Personal life
- Born: 1 October 1960 Kano State, Nigeria
- Era: Modern era
- Region: Northern Nigeria
- Main interest(s): Fiqh, Tafsir, and Tawhid,
- Notable idea(s): My Vote, My Pride in 2014
- Education: Sardauna Memorial College (SMC), Ahmadu Bello University, Umm al-Qura University
- Occupation: Medical Doctor Consultant, Islamic cleric, Teacher, and Mufassir

Religious life
- Religion: Islam
- Denomination: Sunni
- Jurisprudence: Maliki

Muslim leader
- Influenced by Ibn Taymiyah, Malik Ibn Anas and Abubakar Gumi;
- Allegiance: Nigeria
- Branch: Nigerian Army
- Service years: 1982–1987
- Rank: Captain

= Ahmad Abubakar Gumi =

Islamic scholar

Pronunciation of Ahmad Abubakar Gumi

Ahmad Abubakar Gumi is a Nigerian Islamic cleric and former military officer. He serves as the current Mufti and Mufassir at the Kaduna central mosque Sultan Bello.

==Early life==
Ahmad Gumi is the eldest son to late Shaykh Abubakar Gumi. He was born in Kano state. He came from a geneanalogy of Islamic scholars with his father being the first Grand Khadi of the old Northern Region. His father was instrumental in the revivification of Islam in Northern Nigeria, particularly under Sir Ahmadu Bello.

==Education==
Ahmad Gumi attended Sardauna Memorial College (SMC) for his senior secondary education. After secondary school he got admitted into the Ahmadu Bello University where he studied medicine and after his graduation he was enlisted into the Nigeria Defence Academy. Gumi resigned from military service at the rank of Captain and moved to Egypt and got admitted to Azhar University in 1987 and after 2 years he moved to Saudi Arabia to further his Islamic education at the Umm al-Qura University where he studied Islamic Jurisprudence and Tafsir. His colleagues at the university included Abdur-Rahman As-Sudais, Saud Al-Shuraim. He also gives annual Ramadan Tafseer in Sultan Bello Mosque Unguwan sarki Kaduna.

==Military career==
He served in the Nigerian Army Medical Corp (NAMC) as a medical officer and he retired as a captain.

== Bandits advocacy ==
As a result of insecurities all over Nigeria, Ahmad Gumi strives to negotiate with kidnappers to lower their arms for a safer Nigeria. He used to enter the bushes and forests reaching out to their various bandit camps and hideout, dragging their attentions to submit to the will of Allah and not to keep on kidnapping or killing people for wealthy ransom, as Allah will grant them forgiveness if they repent.

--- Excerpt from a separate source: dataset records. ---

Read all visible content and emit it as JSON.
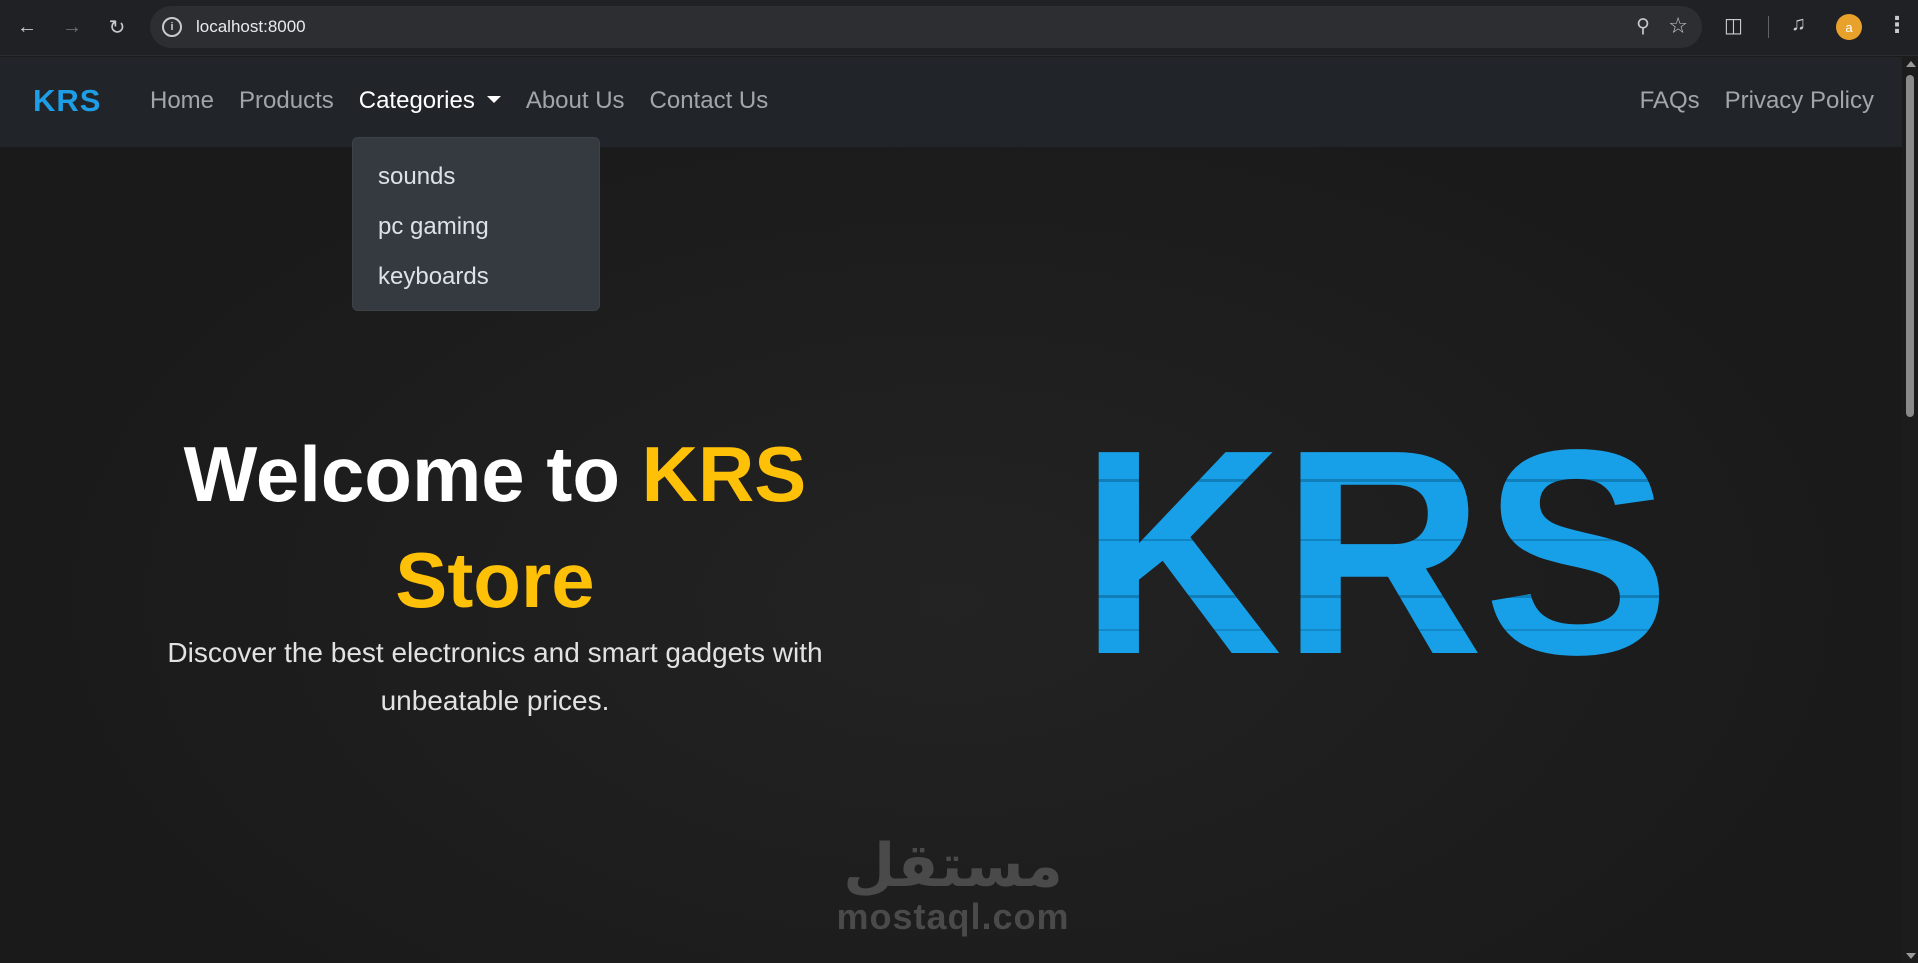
{
  "browser": {
    "url": "localhost:8000",
    "profile_initial": "a",
    "icons": {
      "back": "arrow-left-icon",
      "forward": "arrow-right-icon",
      "reload": "reload-icon",
      "site_info": "info-icon",
      "zoom": "zoom-icon",
      "bookmark": "star-icon",
      "extensions": "puzzle-icon",
      "media": "media-controls-icon",
      "menu": "kebab-menu-icon"
    }
  },
  "navbar": {
    "brand": "KRS",
    "links": [
      "Home",
      "Products",
      "Categories",
      "About Us",
      "Contact Us"
    ],
    "right_links": [
      "FAQs",
      "Privacy Policy"
    ],
    "active": "Categories"
  },
  "dropdown": {
    "items": [
      "sounds",
      "pc gaming",
      "keyboards"
    ]
  },
  "hero": {
    "title_prefix": "Welcome to ",
    "title_highlight": "KRS Store",
    "subtitle": "Discover the best electronics and smart gadgets with unbeatable prices.",
    "logo_text": "KRS"
  },
  "watermark": {
    "arabic": "مستقل",
    "latin": "mostaql.com"
  },
  "colors": {
    "brand_blue": "#1d9ee7",
    "accent_yellow": "#ffc107",
    "navbar_bg": "#212529",
    "dropdown_bg": "#343a40"
  }
}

Kidnapping children from school is a lesser evil because in the end, you can negotiate and now bandits are very careful about human lives. Before, the mission of bandits was to go into a town, ransack it and kill people."
— Ahmad Gumi

This mission started in February 2021 when Ahmad Gumi attended a peacemaking mission in Zamfara State. Since that occasion, he has taken many preaching visits to Katsina, Kaduna and Niger states, urging bandits to stop attacking people.

When he heard about the Greenfield University kidnapping, he initiated and successfully led the release of 27 abducted students. The kidnappers had previously killed five of the students and released one of them after a ransom was paid. They had threatened to kill the remaining hostages if a ransom was not paid before the coming Wednesday as the expiration deadline.

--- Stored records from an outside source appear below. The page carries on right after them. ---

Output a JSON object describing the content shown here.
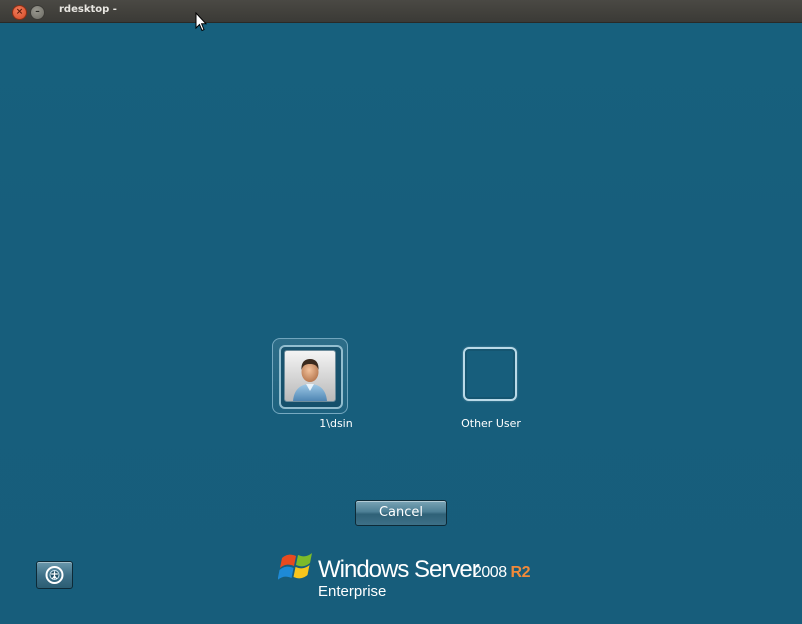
{
  "window": {
    "title": "rdesktop -",
    "close_glyph": "×",
    "minimize_glyph": "–"
  },
  "users": [
    {
      "name": "1\\dsin",
      "icon": "user-avatar-icon"
    },
    {
      "name": "Other User",
      "icon": "blank-user-tile"
    }
  ],
  "actions": {
    "cancel_label": "Cancel"
  },
  "ease_of_access": {
    "icon": "ease-of-access-icon"
  },
  "branding": {
    "product": "Windows Server",
    "version": "2008",
    "release": "R2",
    "edition": "Enterprise"
  },
  "colors": {
    "background": "#175e7c",
    "titlebar": "#3b3a36",
    "release_accent": "#f08a3a"
  }
}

Ahmad Gumi also met different kidnappers for the issues of people abduction seeking for their freedom. He met kidnappers on the issue of Kagara students in Niger State.

On different occasions, he called the attention of kidnappers to drop their weapons by submitting to the will of Allah and to abide by the Nigerian Constitution, and to the Nigerian Government to pardon and grant amnesty for the sake of Nigerian people to live in peace and harmony without living in tension situations.

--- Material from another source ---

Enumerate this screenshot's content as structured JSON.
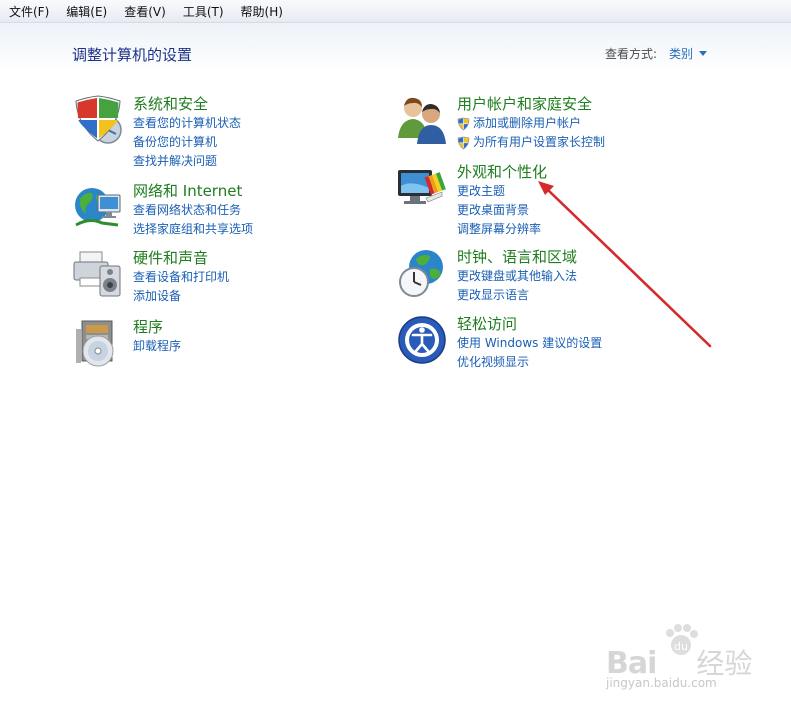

"If the country could pardon coup plotters who committed treasonable offences in the era of military administration, the bandits can as well enjoy similar forgiveness even better under democratic rule."
— Ahmad Gumi

== Criticism ==
On Friday, June 25, 2021, the Department of Security Service (DSS) invited Ahmad Gumi for interrogation due to how he relates with the bandits across Nigeria supposedly for peacemaking.